For decades, transactions have been the mechanism of choice for simplifying issues like crashes, failures, and interruptions. A transaction is a way for an application to group several reads and writes together into a logical unit. Conceptually, all the reads and writes in a transaction are executed as one operation: either the entire transaction succeeds (commit) or it fails (abort, rollback). If it fails, the application can safely retry. With transactions, error handling becomes much simpler for an application, because it doesn't need to worry about partial failure.
Information on this page is taken from Designing Data-Intensive Applications by Martin Kleppmann.

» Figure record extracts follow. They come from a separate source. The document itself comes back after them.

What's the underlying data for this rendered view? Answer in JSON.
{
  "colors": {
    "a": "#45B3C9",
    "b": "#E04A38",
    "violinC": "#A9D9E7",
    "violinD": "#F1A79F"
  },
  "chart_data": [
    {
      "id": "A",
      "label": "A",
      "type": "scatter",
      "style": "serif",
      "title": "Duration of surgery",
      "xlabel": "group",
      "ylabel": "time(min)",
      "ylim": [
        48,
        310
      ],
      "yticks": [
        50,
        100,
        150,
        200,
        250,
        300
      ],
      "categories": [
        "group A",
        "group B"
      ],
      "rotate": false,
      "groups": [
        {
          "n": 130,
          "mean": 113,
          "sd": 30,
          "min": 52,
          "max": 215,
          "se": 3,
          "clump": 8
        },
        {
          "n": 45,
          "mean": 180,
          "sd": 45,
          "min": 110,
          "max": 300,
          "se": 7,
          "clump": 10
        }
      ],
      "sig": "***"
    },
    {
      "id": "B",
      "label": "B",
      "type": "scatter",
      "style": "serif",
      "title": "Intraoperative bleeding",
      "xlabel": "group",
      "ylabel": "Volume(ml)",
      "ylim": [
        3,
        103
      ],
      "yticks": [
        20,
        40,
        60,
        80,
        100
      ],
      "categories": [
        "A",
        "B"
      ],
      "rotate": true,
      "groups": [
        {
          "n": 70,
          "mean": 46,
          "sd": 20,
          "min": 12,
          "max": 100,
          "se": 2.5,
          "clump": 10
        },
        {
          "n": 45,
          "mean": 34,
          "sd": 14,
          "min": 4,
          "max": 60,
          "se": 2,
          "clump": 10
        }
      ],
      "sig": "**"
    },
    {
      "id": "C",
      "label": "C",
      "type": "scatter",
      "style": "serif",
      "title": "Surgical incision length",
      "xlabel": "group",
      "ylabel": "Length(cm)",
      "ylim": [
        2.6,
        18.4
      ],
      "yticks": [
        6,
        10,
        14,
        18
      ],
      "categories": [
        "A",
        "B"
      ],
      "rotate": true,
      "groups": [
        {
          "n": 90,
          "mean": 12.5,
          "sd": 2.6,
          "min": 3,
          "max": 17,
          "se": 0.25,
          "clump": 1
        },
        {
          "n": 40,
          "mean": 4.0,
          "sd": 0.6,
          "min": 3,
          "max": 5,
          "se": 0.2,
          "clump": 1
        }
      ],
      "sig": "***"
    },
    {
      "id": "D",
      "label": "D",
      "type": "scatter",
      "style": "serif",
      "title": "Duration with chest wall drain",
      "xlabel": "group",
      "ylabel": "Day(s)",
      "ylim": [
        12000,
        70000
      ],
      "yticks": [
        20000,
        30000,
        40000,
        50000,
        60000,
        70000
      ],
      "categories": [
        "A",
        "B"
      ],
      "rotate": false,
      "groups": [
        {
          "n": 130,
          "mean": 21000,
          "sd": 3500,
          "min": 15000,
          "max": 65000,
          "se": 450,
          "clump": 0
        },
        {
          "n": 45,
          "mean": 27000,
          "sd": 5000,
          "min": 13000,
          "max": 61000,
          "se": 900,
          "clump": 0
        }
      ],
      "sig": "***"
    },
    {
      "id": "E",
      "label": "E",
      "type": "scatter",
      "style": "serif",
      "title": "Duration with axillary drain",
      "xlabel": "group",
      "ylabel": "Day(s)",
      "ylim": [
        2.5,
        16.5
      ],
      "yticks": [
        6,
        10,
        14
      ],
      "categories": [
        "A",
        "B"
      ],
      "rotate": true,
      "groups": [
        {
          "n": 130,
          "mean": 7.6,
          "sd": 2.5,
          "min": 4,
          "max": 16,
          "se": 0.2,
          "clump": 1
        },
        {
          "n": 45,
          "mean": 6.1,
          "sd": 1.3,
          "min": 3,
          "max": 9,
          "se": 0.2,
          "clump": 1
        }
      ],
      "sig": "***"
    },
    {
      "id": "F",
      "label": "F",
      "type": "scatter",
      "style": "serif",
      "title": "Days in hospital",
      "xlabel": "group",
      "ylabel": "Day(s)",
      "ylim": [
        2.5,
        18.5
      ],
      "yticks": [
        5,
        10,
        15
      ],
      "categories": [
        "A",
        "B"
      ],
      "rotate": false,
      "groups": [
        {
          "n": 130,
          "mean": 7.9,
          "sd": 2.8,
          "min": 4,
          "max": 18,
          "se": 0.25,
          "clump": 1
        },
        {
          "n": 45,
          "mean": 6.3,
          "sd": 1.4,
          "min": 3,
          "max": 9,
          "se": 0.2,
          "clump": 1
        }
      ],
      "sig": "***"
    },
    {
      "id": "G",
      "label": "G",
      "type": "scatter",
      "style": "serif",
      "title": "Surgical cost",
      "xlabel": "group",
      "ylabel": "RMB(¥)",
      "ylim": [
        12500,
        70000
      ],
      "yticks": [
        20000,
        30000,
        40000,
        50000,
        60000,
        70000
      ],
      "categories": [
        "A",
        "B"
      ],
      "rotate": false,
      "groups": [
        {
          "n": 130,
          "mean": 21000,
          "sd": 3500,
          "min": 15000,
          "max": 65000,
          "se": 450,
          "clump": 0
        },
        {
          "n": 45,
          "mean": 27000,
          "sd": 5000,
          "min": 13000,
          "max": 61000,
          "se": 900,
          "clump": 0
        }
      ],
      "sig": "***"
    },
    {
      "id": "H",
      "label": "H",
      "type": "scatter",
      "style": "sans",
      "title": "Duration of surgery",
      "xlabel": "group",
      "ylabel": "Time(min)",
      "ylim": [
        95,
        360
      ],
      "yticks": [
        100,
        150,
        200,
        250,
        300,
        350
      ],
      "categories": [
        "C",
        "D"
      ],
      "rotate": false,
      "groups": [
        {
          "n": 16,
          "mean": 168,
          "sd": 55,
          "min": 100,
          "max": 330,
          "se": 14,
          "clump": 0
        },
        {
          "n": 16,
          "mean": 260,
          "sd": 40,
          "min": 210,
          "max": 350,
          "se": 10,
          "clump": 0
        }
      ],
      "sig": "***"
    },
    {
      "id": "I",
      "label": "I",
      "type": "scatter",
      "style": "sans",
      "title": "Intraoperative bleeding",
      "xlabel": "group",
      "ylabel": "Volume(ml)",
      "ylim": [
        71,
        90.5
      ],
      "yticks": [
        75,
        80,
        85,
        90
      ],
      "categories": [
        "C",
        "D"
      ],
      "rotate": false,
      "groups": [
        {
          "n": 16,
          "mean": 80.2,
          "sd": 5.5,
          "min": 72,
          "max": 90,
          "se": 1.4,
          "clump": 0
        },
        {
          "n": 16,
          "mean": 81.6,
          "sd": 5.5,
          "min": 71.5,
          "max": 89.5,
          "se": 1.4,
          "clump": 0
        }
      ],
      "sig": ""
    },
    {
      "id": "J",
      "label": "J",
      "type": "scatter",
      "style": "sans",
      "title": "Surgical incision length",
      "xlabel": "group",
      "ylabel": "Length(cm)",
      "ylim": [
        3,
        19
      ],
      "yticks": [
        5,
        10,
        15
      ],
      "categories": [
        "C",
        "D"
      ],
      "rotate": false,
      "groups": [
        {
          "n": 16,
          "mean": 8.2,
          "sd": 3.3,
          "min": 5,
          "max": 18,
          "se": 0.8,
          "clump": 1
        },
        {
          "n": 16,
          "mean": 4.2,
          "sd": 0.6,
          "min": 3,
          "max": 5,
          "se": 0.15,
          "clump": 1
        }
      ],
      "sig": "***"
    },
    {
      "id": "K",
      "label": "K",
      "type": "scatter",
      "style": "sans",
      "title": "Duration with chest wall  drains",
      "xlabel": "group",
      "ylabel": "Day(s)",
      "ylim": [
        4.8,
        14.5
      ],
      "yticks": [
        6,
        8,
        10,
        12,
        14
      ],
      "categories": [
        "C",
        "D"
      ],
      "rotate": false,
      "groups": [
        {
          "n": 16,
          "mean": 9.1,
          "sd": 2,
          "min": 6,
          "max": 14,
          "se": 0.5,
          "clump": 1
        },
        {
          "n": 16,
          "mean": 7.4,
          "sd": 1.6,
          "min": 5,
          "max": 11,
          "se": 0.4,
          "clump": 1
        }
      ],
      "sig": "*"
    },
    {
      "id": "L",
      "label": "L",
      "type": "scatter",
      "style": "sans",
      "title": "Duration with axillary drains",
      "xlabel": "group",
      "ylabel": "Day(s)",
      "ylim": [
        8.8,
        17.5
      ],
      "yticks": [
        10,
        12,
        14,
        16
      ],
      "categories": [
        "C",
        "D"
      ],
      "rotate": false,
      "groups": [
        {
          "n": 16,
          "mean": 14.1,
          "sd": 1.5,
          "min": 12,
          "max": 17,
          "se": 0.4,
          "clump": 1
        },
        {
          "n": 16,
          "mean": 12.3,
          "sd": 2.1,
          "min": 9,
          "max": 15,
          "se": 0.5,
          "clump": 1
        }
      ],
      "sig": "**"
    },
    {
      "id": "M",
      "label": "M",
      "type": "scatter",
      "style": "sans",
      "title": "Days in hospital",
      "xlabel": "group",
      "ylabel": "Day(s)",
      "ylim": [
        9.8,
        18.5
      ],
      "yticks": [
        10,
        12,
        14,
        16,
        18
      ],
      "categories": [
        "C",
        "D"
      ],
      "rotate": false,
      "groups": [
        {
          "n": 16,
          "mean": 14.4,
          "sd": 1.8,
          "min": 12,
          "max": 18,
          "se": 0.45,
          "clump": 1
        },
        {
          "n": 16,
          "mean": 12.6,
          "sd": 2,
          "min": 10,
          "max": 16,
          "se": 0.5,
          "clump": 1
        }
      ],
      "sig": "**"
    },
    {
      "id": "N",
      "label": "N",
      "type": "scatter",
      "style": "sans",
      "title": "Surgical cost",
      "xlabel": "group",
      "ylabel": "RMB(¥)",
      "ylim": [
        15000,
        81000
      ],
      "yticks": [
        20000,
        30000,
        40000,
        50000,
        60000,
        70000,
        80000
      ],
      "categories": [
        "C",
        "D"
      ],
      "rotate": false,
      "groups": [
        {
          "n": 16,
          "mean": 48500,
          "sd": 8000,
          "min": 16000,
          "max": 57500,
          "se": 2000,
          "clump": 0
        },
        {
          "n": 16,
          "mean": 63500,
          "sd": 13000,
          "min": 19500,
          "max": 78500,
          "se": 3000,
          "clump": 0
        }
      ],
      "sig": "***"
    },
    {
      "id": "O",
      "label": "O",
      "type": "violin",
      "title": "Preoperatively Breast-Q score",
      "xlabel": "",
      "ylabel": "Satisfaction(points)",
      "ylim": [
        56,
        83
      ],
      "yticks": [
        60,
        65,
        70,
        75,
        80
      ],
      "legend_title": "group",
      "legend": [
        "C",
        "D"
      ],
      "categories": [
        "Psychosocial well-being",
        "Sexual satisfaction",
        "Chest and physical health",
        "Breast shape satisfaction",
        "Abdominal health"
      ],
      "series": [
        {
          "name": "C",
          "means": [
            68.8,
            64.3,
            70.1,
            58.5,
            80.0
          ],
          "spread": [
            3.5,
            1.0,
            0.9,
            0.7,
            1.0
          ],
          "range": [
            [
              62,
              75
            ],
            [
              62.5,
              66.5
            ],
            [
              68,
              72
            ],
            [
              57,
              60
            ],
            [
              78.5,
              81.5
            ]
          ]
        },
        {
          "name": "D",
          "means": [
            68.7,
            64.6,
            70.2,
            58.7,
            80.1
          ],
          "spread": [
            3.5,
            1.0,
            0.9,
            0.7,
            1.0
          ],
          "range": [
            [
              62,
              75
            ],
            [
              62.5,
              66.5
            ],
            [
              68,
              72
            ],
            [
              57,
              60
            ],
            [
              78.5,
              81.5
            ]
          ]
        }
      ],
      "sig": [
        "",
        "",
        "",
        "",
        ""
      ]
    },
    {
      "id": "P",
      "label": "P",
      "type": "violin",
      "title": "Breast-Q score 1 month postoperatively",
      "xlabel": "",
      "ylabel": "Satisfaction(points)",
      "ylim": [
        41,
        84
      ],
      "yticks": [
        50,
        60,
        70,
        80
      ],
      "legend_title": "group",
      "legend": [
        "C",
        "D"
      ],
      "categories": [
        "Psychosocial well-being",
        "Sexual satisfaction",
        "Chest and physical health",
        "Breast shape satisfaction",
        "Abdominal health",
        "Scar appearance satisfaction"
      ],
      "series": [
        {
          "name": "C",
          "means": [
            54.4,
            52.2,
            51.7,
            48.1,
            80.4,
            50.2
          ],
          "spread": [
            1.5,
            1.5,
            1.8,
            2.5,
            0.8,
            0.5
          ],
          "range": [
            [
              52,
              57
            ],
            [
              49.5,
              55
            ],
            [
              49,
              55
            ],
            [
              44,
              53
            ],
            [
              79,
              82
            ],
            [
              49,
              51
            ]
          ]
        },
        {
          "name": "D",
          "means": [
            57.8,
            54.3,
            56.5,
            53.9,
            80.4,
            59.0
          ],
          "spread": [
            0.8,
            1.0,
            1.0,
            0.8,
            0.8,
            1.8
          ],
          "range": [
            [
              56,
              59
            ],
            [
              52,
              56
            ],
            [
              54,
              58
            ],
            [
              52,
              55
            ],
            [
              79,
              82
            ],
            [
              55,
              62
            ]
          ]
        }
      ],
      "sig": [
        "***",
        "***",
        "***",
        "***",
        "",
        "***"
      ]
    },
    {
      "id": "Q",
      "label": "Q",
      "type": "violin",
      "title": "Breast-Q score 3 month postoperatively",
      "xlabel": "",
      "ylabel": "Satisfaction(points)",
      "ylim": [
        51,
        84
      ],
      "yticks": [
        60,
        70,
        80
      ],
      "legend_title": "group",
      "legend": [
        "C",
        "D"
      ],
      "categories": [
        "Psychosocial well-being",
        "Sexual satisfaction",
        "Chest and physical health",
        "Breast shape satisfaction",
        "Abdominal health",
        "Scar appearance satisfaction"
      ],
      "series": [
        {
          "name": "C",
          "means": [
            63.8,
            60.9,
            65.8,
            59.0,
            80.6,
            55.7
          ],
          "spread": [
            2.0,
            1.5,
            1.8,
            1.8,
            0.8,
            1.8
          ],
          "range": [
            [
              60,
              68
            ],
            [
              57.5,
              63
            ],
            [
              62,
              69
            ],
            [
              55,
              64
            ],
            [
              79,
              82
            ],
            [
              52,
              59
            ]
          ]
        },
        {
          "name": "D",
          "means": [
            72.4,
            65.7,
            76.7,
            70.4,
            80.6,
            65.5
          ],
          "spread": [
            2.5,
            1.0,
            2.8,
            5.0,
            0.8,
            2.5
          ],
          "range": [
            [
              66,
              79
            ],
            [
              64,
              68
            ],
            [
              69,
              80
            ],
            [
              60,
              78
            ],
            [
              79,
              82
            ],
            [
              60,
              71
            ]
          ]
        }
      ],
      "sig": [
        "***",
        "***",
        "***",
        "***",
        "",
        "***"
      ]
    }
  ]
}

The safety guarantees provided by transactions are often described by the well-known acronym ACID: Atomicity, Consistency, Isolation, and Durability.
In general, atomic refers to something that cannot be broken down into smaller parts. In ACID, atomicity describes what happens if a client wants to make several writes, but a fault occurs after some of the writes have been processed. If the writes are grouped together into an atomic transaction, and the transaction cannot be committed due to a fault, then the transaction is aborted and the database must discard or undo any writes it has made so far.
In ACID, consistency means that you have certain statements about your data (invariants) that must always be true. If a transaction starts with a database that is valid according to these invariants, and any writes during the transaction preserve the validity, then you can be sure that the invariants are always satisfied. Consistency is really a property of the application rather than the database.
Isolation in the sense of ACID means that concurrently executing transactions are isolated from each other: they cannot step on each other's toes. The classic database textbooks formalize isolation as serializability, which means that each transaction can pretend that it is the only transaction running on the entire database. The database ensures that when the transactions have committed, the result is the same as if they had run serially (one after another), even though in reality they may have run concurrently.
Durability is the promise that once a transaction has committed successfully, any data it has written will not be forgotten, even if there is a hardware fault or the database crashes. In a single-node database, durability typically means that the data has been written to disk and potentially a write-ahead log. In a replicated database, durability may mean that the data has been successfully copies to some number of nodes.
Storage engines almost universally aim to provide atomicity and isolation at the level of a single object. But do we need multi-object transactions? In many cases, writes to several different objects need to be coordinated.
- In a relational database, multi-object transactions allow you to ensure that foreign key references remain valid even when inserting several records that refer to one another.
- In a document data model, multi-object transactions help ensure that denormalized (duplicated) data doesn't go out of sync.
- Transactions can help ensure secondary indexes are up to date.
A simple and effective error handling mechanism is to retry an aborted transaction. But this isn't perfect. For example, if the error was really due to a network failure, a retry might cause the operation to happen twice. Additionally, if the error is due to overload, a retry will only make the problem worse.